Muchas veces, viendo la televisión, siento el arrebato de apadrinar a dos o tres niños del Tercer Mundo, pero luego, según se suceden los anuncios, se me va olvidando. Además, nunca tengo a mano un bolígrafo con que tomar nota del teléfono. En fin, otra vez será. Entonces me pongo a fantasear con la idea de ser un SAMUR con temple suficiente para decir eso de 'constantes no compatibles con la vida', mientras me despojo de los guantes de látex. O bien, que luzco el uniforme de Protección Civil. O que lo abandono todo para irme con una ONG a algún punto miserable del planeta.
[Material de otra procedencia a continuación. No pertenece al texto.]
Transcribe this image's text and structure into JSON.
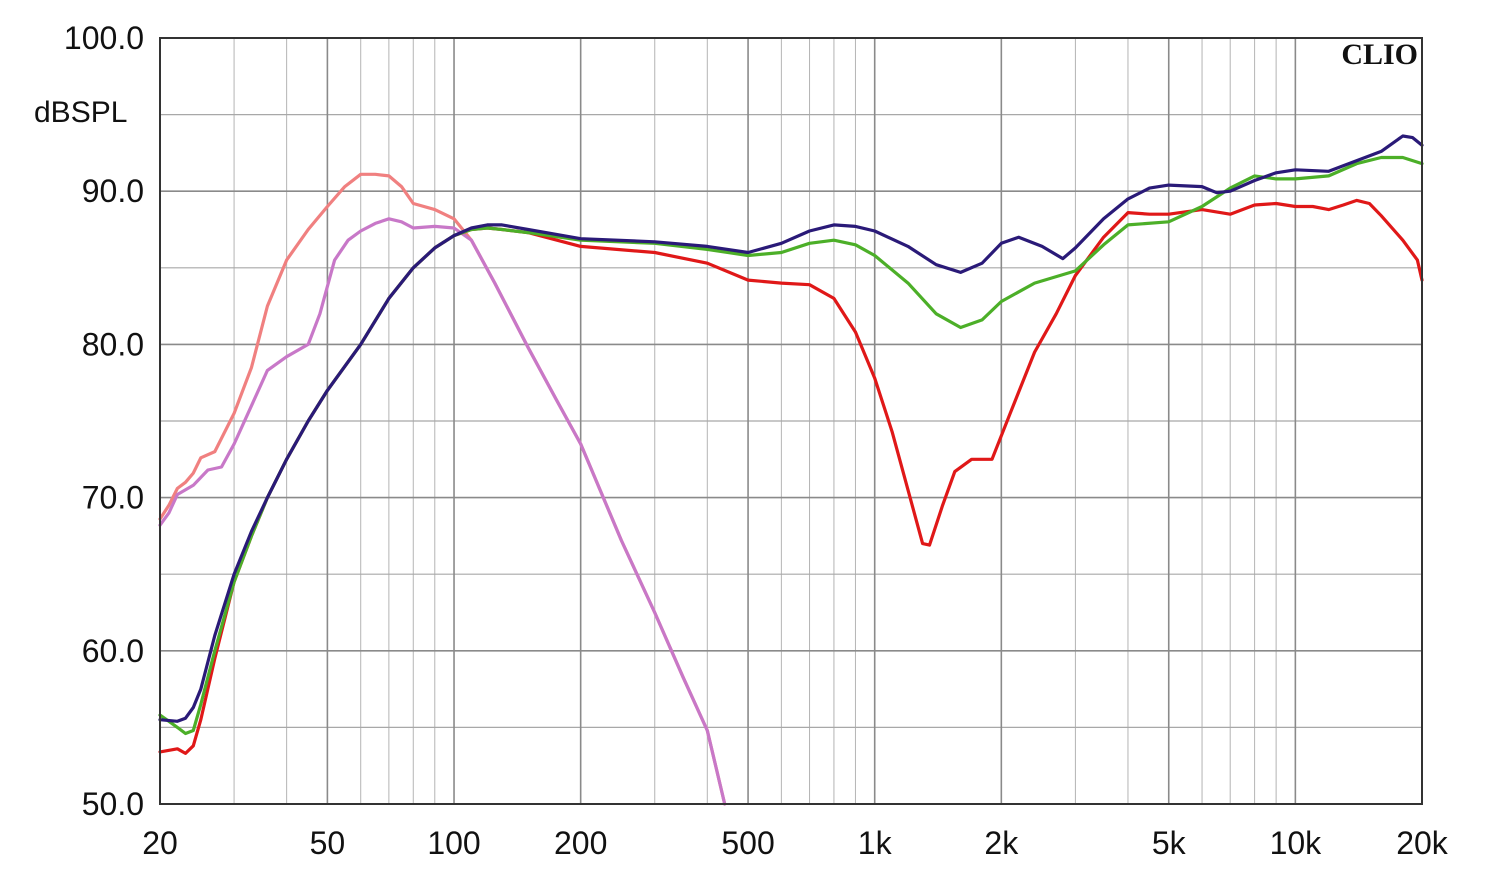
{
  "chart_data": {
    "type": "line",
    "title": "",
    "brand": "CLIO",
    "xlabel": "",
    "ylabel": "dBSPL",
    "x_scale": "log",
    "xlim": [
      20,
      20000
    ],
    "ylim": [
      50,
      100
    ],
    "grid": true,
    "legend": "none",
    "x_ticks": [
      {
        "value": 20,
        "label": "20"
      },
      {
        "value": 50,
        "label": "50"
      },
      {
        "value": 100,
        "label": "100"
      },
      {
        "value": 200,
        "label": "200"
      },
      {
        "value": 500,
        "label": "500"
      },
      {
        "value": 1000,
        "label": "1k"
      },
      {
        "value": 2000,
        "label": "2k"
      },
      {
        "value": 5000,
        "label": "5k"
      },
      {
        "value": 10000,
        "label": "10k"
      },
      {
        "value": 20000,
        "label": "20k"
      }
    ],
    "y_ticks": [
      {
        "value": 100,
        "label": "100.0"
      },
      {
        "value": 90,
        "label": "90.0"
      },
      {
        "value": 80,
        "label": "80.0"
      },
      {
        "value": 70,
        "label": "70.0"
      },
      {
        "value": 60,
        "label": "60.0"
      },
      {
        "value": 50,
        "label": "50.0"
      }
    ],
    "series": [
      {
        "color": "#f08080",
        "points": [
          [
            20,
            68.6
          ],
          [
            21,
            69.5
          ],
          [
            22,
            70.6
          ],
          [
            23,
            71.0
          ],
          [
            24,
            71.6
          ],
          [
            25,
            72.6
          ],
          [
            27,
            73.0
          ],
          [
            30,
            75.5
          ],
          [
            33,
            78.5
          ],
          [
            36,
            82.5
          ],
          [
            40,
            85.5
          ],
          [
            45,
            87.5
          ],
          [
            50,
            89.0
          ],
          [
            55,
            90.3
          ],
          [
            60,
            91.1
          ],
          [
            65,
            91.1
          ],
          [
            70,
            91.0
          ],
          [
            75,
            90.3
          ],
          [
            80,
            89.2
          ],
          [
            90,
            88.8
          ],
          [
            100,
            88.2
          ],
          [
            110,
            86.8
          ],
          [
            125,
            84.0
          ],
          [
            150,
            79.8
          ],
          [
            175,
            76.4
          ],
          [
            200,
            73.5
          ],
          [
            250,
            67.2
          ],
          [
            300,
            62.5
          ],
          [
            350,
            58.3
          ],
          [
            400,
            54.8
          ],
          [
            440,
            50.0
          ]
        ]
      },
      {
        "color": "#c878c8",
        "points": [
          [
            20,
            68.2
          ],
          [
            21,
            69.0
          ],
          [
            22,
            70.2
          ],
          [
            24,
            70.8
          ],
          [
            26,
            71.8
          ],
          [
            28,
            72.0
          ],
          [
            30,
            73.5
          ],
          [
            33,
            76.0
          ],
          [
            36,
            78.3
          ],
          [
            40,
            79.2
          ],
          [
            45,
            80.0
          ],
          [
            48,
            82.0
          ],
          [
            52,
            85.5
          ],
          [
            56,
            86.8
          ],
          [
            60,
            87.4
          ],
          [
            65,
            87.9
          ],
          [
            70,
            88.2
          ],
          [
            75,
            88.0
          ],
          [
            80,
            87.6
          ],
          [
            90,
            87.7
          ],
          [
            100,
            87.6
          ],
          [
            110,
            86.8
          ],
          [
            125,
            84.0
          ],
          [
            150,
            79.8
          ],
          [
            175,
            76.4
          ],
          [
            200,
            73.5
          ],
          [
            250,
            67.2
          ],
          [
            300,
            62.5
          ],
          [
            350,
            58.3
          ],
          [
            400,
            54.8
          ],
          [
            440,
            50.0
          ]
        ]
      },
      {
        "color": "#e01818",
        "points": [
          [
            20,
            53.4
          ],
          [
            22,
            53.6
          ],
          [
            23,
            53.3
          ],
          [
            24,
            53.8
          ],
          [
            25,
            55.5
          ],
          [
            27,
            59.5
          ],
          [
            30,
            64.5
          ],
          [
            33,
            67.5
          ],
          [
            36,
            70.0
          ],
          [
            40,
            72.5
          ],
          [
            45,
            75.0
          ],
          [
            50,
            77.0
          ],
          [
            60,
            80.0
          ],
          [
            70,
            83.0
          ],
          [
            80,
            85.0
          ],
          [
            90,
            86.3
          ],
          [
            100,
            87.1
          ],
          [
            110,
            87.5
          ],
          [
            120,
            87.6
          ],
          [
            130,
            87.5
          ],
          [
            150,
            87.3
          ],
          [
            200,
            86.4
          ],
          [
            300,
            86.0
          ],
          [
            400,
            85.3
          ],
          [
            500,
            84.2
          ],
          [
            600,
            84.0
          ],
          [
            700,
            83.9
          ],
          [
            800,
            83.0
          ],
          [
            900,
            80.8
          ],
          [
            1000,
            77.8
          ],
          [
            1100,
            74.3
          ],
          [
            1200,
            70.5
          ],
          [
            1300,
            67.0
          ],
          [
            1350,
            66.9
          ],
          [
            1450,
            69.5
          ],
          [
            1550,
            71.7
          ],
          [
            1700,
            72.5
          ],
          [
            1900,
            72.5
          ],
          [
            2100,
            75.5
          ],
          [
            2400,
            79.5
          ],
          [
            2700,
            82.0
          ],
          [
            3000,
            84.5
          ],
          [
            3500,
            87.0
          ],
          [
            4000,
            88.6
          ],
          [
            4500,
            88.5
          ],
          [
            5000,
            88.5
          ],
          [
            6000,
            88.8
          ],
          [
            7000,
            88.5
          ],
          [
            8000,
            89.1
          ],
          [
            9000,
            89.2
          ],
          [
            10000,
            89.0
          ],
          [
            11000,
            89.0
          ],
          [
            12000,
            88.8
          ],
          [
            13000,
            89.1
          ],
          [
            14000,
            89.4
          ],
          [
            15000,
            89.2
          ],
          [
            16000,
            88.4
          ],
          [
            18000,
            86.8
          ],
          [
            19500,
            85.5
          ],
          [
            20000,
            84.2
          ]
        ]
      },
      {
        "color": "#4caf28",
        "points": [
          [
            20,
            55.8
          ],
          [
            21,
            55.4
          ],
          [
            22,
            55.0
          ],
          [
            23,
            54.6
          ],
          [
            24,
            54.8
          ],
          [
            25,
            56.5
          ],
          [
            27,
            60.0
          ],
          [
            30,
            64.5
          ],
          [
            33,
            67.5
          ],
          [
            36,
            70.0
          ],
          [
            40,
            72.5
          ],
          [
            45,
            75.0
          ],
          [
            50,
            77.0
          ],
          [
            60,
            80.0
          ],
          [
            70,
            83.0
          ],
          [
            80,
            85.0
          ],
          [
            90,
            86.3
          ],
          [
            100,
            87.1
          ],
          [
            110,
            87.5
          ],
          [
            120,
            87.6
          ],
          [
            130,
            87.5
          ],
          [
            150,
            87.3
          ],
          [
            200,
            86.8
          ],
          [
            300,
            86.6
          ],
          [
            400,
            86.2
          ],
          [
            500,
            85.8
          ],
          [
            600,
            86.0
          ],
          [
            700,
            86.6
          ],
          [
            800,
            86.8
          ],
          [
            900,
            86.5
          ],
          [
            1000,
            85.8
          ],
          [
            1200,
            84.0
          ],
          [
            1400,
            82.0
          ],
          [
            1600,
            81.1
          ],
          [
            1800,
            81.6
          ],
          [
            2000,
            82.8
          ],
          [
            2400,
            84.0
          ],
          [
            3000,
            84.8
          ],
          [
            3500,
            86.5
          ],
          [
            4000,
            87.8
          ],
          [
            5000,
            88.0
          ],
          [
            6000,
            89.0
          ],
          [
            7000,
            90.2
          ],
          [
            8000,
            91.0
          ],
          [
            9000,
            90.8
          ],
          [
            10000,
            90.8
          ],
          [
            12000,
            91.0
          ],
          [
            14000,
            91.8
          ],
          [
            16000,
            92.2
          ],
          [
            18000,
            92.2
          ],
          [
            20000,
            91.8
          ]
        ]
      },
      {
        "color": "#2a1a78",
        "points": [
          [
            20,
            55.5
          ],
          [
            22,
            55.4
          ],
          [
            23,
            55.6
          ],
          [
            24,
            56.3
          ],
          [
            25,
            57.5
          ],
          [
            27,
            61.0
          ],
          [
            30,
            65.0
          ],
          [
            33,
            67.8
          ],
          [
            36,
            70.0
          ],
          [
            40,
            72.5
          ],
          [
            45,
            75.0
          ],
          [
            50,
            77.0
          ],
          [
            60,
            80.0
          ],
          [
            70,
            83.0
          ],
          [
            80,
            85.0
          ],
          [
            90,
            86.3
          ],
          [
            100,
            87.1
          ],
          [
            110,
            87.6
          ],
          [
            120,
            87.8
          ],
          [
            130,
            87.8
          ],
          [
            150,
            87.5
          ],
          [
            200,
            86.9
          ],
          [
            300,
            86.7
          ],
          [
            400,
            86.4
          ],
          [
            500,
            86.0
          ],
          [
            600,
            86.6
          ],
          [
            700,
            87.4
          ],
          [
            800,
            87.8
          ],
          [
            900,
            87.7
          ],
          [
            1000,
            87.4
          ],
          [
            1200,
            86.4
          ],
          [
            1400,
            85.2
          ],
          [
            1600,
            84.7
          ],
          [
            1800,
            85.3
          ],
          [
            2000,
            86.6
          ],
          [
            2200,
            87.0
          ],
          [
            2500,
            86.4
          ],
          [
            2800,
            85.6
          ],
          [
            3000,
            86.3
          ],
          [
            3500,
            88.2
          ],
          [
            4000,
            89.5
          ],
          [
            4500,
            90.2
          ],
          [
            5000,
            90.4
          ],
          [
            6000,
            90.3
          ],
          [
            6500,
            89.9
          ],
          [
            7000,
            90.0
          ],
          [
            8000,
            90.7
          ],
          [
            9000,
            91.2
          ],
          [
            10000,
            91.4
          ],
          [
            12000,
            91.3
          ],
          [
            14000,
            92.0
          ],
          [
            16000,
            92.6
          ],
          [
            18000,
            93.6
          ],
          [
            19000,
            93.5
          ],
          [
            20000,
            93.0
          ]
        ]
      }
    ]
  }
}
Pero quizá, el momento estelar se produzca al comienzo del verano, cuando un montón de familias españolas espera anhelante la llegada de un autobús con niños de los países del Este para acogerlos en sus hogares durante las vacaciones.

Imagen ante la que me pregunto por qué no puedo yo, si me lo propongo, necesitar dar algo de lo mío y responsabilizarme de un ser humano cualquiera. La verdad, debe de ser muy bonito. Así que le comunico a mi hija mis intenciones de invitar a un niño de Chernóbil y que vaya haciéndose a la idea de despejar medio armario de cara al verano que viene. A lo que me contesta que por qué ha de compartir ella su habitación, que por qué no yo la mía. Le recuerdo que ya la comparto con su padre. 'También papá la comparte contigo. No creas que llevas esa carga tú sola.'

'¿Qué quieres decir?', le pregunto con un nudo en la garganta, lo que me confirma que sólo me impresiona lo mío y que soy insensible hacia el mundo exterior. Sin ir más lejos, el otro día una señora se desmayó en las rebajas y, mientras la gente la atendía, aproveché para tirar con suavidad de la punta de una blusa de seda, que apretaba en el puño, hasta que logré hacerme con ella. Y cuando alguien, que no es de la familia, se muere, sobre todo si es un escritor, intento compungirme tanto como los demás, ponerme a la altura de su pena, y entonces pienso en lo que lo mimaron los críticos en vida y en la cantidad de páginas que le dedicaron los suplementos culturales y, de rabia, se me contraen los músculos faciales hasta conseguir una auténtica mueca de dolor. La misma que he observado en rostros reputados de muy sensibles por exhibirla permanentemente.